Fourth, producers and early holders can easily obtain high seigniorage taxes. Any virtual currency based on blockchain technology will be held by a small number of people in the early stages of development. Take Bitcoin for example. At first, Bitcoin was just a product of a few people's game. In May 2010, the first transaction to buy Bitcoin was a $25 pizza purchased for 10,000 Bitcoins, and the first transaction completed in July of the same year was $0.04/Bitcoin.
㈨ What is the popular explanation of blockchain? Did blockchain originate from Bitcoin?
1. Blockchain is a term in the field of information technology. In essence, it is a shared database, and the data or information stored in it has the characteristics of "unforgeable", "full traces left", "traceable", "open and transparent" and "collectively maintained". Based on these characteristics, blockchain technology has laid a solid foundation of "trust"It has created a reliable "cooperation" mechanism and has broad application prospects.
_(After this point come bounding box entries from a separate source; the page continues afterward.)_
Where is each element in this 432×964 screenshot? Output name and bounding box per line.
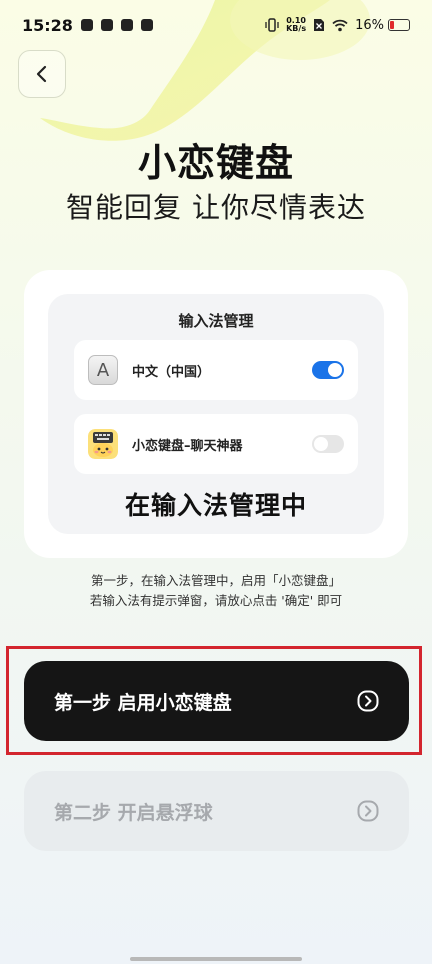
ime-item-chinese: A 中文（中国）: [74, 340, 358, 400]
chevron-left-icon: [36, 65, 47, 83]
ime-item-xiaolian: 小恋键盘–聊天神器: [74, 414, 358, 474]
home-indicator[interactable]: [130, 957, 302, 961]
no-sim-icon: [314, 19, 325, 31]
instructions-text: 第一步，在输入法管理中，启用「小恋键盘」 若输入法有提示弹窗，请放心点击 '确定…: [0, 571, 432, 611]
ime-panel-title: 输入法管理: [178, 312, 254, 330]
chevron-right-circle-icon: [357, 800, 379, 822]
ime-item-label: 小恋键盘–聊天神器: [132, 438, 243, 454]
xiaolian-keyboard-app-icon: [88, 429, 118, 459]
highlight-box: [6, 646, 422, 755]
letter-a-keyboard-icon: A: [88, 355, 118, 385]
notification-app-icon: [80, 19, 93, 31]
notification-grid-icon: [120, 19, 133, 31]
battery-icon: [388, 19, 410, 31]
wifi-icon: [332, 19, 348, 31]
instruction-line-1: 第一步，在输入法管理中，启用「小恋键盘」: [90, 573, 341, 588]
network-speed-unit: KB/s: [286, 24, 307, 33]
ime-guide-card: 输入法管理 A 中文（中国） 小恋键盘–聊天神器 在输入法管理中: [24, 270, 408, 558]
ime-item-label: 中文（中国）: [132, 364, 211, 380]
step2-label: 第二步 开启悬浮球: [54, 801, 213, 824]
vibrate-icon: [265, 18, 279, 32]
battery-percent: 16%: [355, 17, 384, 33]
step2-floating-ball-button[interactable]: 第二步 开启悬浮球: [24, 771, 409, 851]
ime-management-panel: 输入法管理 A 中文（中国） 小恋键盘–聊天神器 在输入法管理中: [48, 294, 384, 534]
notification-mail-icon: [100, 19, 113, 31]
page-subtitle: 智能回复 让你尽情表达: [66, 191, 366, 224]
instruction-line-2: 若输入法有提示弹窗，请放心点击 '确定' 即可: [89, 593, 343, 608]
battery-indicator: 16%: [355, 18, 410, 33]
network-speed: 0.10 KB/s: [286, 17, 306, 33]
status-bar: 15:28 0.10 KB/s 16%: [0, 0, 432, 50]
ime-toggle-on: [312, 361, 344, 379]
back-button[interactable]: [18, 50, 66, 98]
tiktok-icon: [140, 19, 153, 31]
page-title: 小恋键盘: [137, 141, 294, 185]
ime-panel-caption: 在输入法管理中: [124, 491, 307, 520]
status-time: 15:28: [22, 15, 73, 35]
ime-toggle-off: [312, 435, 344, 453]
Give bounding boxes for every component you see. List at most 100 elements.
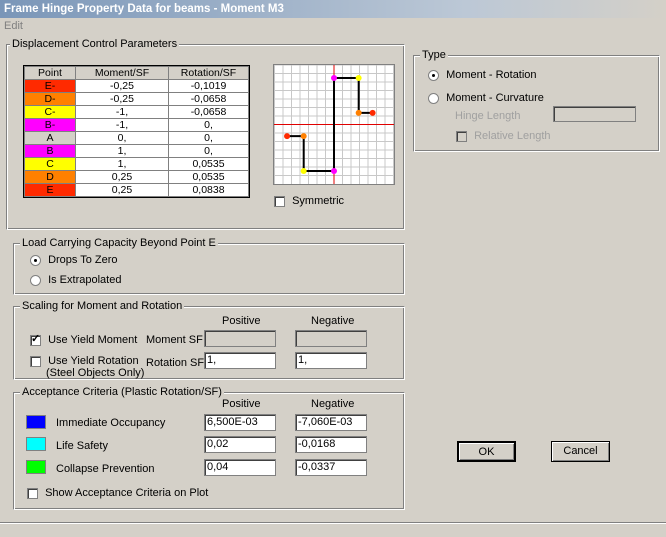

2. Blockchain originated from Bitcoin. On November 1, 2008, a person calling himself Satoshi Nakamoto published "Bitcoin: A Peer-to-Peer Electronic Cash System" "The article explains the architectural concept of an electronic cash system based on P2P network technology, encryption technology, timestamp technology, blockchain technology, etc., which marks the birth of Bitcoin. Two months later, the theory came into practice, and on January 3, 2009, the first genesis block with serial number 0 was born.